A ampliação do templo terá quatro fases e «a Paróquia candidatou-se à 1ª fase», explica César Chantre, «sendo o orçamento de €184.000» e «tendo o Município de Faro comparticipado com €50.000». A Paróquia tem a obrigação «de arranjar o restante, o que não está a ser fácil, como se compreende», salienta o sacerdote, reforçando que a comunidade de Montenegro «é francamente pobre», mas que a obra é absolutamente necessária, dado que «a atual capela que serve de igreja paroquial, cumprindo as restrições da pandemia, não pode levar mais do que 23 pessoas. Ora, só na catequese, temos cerca de 200 participantes crianças».
A autarquia liderada por Rogério Bacalhau assumiu, por sua vez, «a coresponsabilidade da construção das capelas mortuárias, previstas na 4ª fase, pois a 3ª fase será o corpo central da igreja», cujos custos ainda não se sabem, explica o Pároco, reforçando a inexistência de um espaço próprio para velar os mortos nestas freguesia: «Numa terra que se está a desenvolver rapidamente, onde há um aeroporto internacional, uma universidade, um hospital e não haver, ainda, capelas mortuárias, é um desafio tremendo para o Município e uma questão social».

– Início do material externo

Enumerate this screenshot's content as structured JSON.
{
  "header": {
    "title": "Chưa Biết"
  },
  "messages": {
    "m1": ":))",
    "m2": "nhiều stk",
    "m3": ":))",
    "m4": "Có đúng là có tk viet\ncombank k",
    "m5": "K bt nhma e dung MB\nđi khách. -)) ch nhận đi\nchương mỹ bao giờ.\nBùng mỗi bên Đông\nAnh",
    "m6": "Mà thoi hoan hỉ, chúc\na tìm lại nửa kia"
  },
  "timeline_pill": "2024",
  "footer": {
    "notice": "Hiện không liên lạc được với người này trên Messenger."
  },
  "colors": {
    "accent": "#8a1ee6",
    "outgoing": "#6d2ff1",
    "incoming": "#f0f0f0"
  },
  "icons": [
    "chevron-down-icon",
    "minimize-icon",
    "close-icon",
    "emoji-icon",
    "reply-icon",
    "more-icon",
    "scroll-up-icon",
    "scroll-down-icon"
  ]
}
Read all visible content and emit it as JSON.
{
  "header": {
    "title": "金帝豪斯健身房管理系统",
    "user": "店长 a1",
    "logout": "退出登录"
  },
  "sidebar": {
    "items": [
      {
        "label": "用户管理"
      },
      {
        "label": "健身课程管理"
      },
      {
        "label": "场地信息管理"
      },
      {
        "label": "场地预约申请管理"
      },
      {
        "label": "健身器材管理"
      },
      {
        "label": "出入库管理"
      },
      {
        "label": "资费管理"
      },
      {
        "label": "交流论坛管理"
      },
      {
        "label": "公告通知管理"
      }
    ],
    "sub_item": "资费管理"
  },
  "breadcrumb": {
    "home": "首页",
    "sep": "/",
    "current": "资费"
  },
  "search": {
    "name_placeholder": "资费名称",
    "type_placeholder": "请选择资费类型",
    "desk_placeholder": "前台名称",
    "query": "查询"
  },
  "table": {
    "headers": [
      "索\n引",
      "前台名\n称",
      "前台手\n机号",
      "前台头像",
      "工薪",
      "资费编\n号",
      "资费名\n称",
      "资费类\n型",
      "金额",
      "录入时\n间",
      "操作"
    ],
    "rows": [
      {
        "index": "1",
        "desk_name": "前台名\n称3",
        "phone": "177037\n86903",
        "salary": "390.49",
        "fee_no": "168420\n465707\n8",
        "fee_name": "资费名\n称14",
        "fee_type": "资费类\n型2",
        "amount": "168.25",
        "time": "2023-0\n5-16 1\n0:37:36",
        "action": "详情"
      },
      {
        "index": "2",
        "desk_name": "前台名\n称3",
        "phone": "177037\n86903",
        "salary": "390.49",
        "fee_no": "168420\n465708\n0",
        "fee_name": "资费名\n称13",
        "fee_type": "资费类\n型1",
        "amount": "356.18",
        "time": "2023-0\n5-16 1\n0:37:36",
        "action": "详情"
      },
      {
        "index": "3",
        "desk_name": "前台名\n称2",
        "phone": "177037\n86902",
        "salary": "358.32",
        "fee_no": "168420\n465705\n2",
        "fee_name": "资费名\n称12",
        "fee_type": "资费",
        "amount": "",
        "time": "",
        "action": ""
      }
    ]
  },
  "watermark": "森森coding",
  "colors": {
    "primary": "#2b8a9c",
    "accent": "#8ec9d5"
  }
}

O Presidente da Câmara Municipal de Faro assumiu que «o Montenegro cresceu muito nos últimos 20 anos, mas foi crescendo como dormitório e agora é preciso infraestruturar a zona», esclarecendo que, para além de diversas obras de melhoramentos em arruamentos da freguesia que estão em curso, «os serviços da autarquia estão em processo de análise para uma posterior decisão sobre a melhor solução de planeamento a realizar nesta área», que contemplará, obrigatoriamente, «uma praça, um espaço amplo de convívio comunitário», cujo local «já está identificado».
A visita permitiu que a comitiva (que integrava também o Vice-Presidente da CCDR, António Pacheco, a Presidente da Junta de Freguesia de Montenegro, Virgínia Alpestana e o Arquiteto Rogério Inácio) pudesse acompanhar in loco o desenvolvimento dos trabalhos, que nesta primeira fase se concentram na nave esquerda do templo, abrangendo, ainda «a zona da Sacristia, casas de banho e parte da Assembleia», conforme descreveu à Folha do Domingo o Pároco. «Pudemos ver a dinâmica dos trabalhos e, na prática, permitiu-nos ver como o dinheiro da candidatura está a ser aplicado numa obra concreta», reforçou Jorge Botelho, considerando esse um facto «importante», porque quando as candidaturas são aprovadas «é para que as obras comecem logo». Mais ainda, reforça o governante, quando existe uma sinergia entre diversas instituições do «Estado (através do Ministério da Modernização Administrativa e a Secretaria de Estado da Administração Local), a Câmara Municipal de Faro e a Paróquia de Montenegro».
César Chantre disse, ainda que «a obra está a decorrer dentro dos prazos previstos e existe a previsão de terminar (a primeira fase) até ao início do verão deste ano de 2021».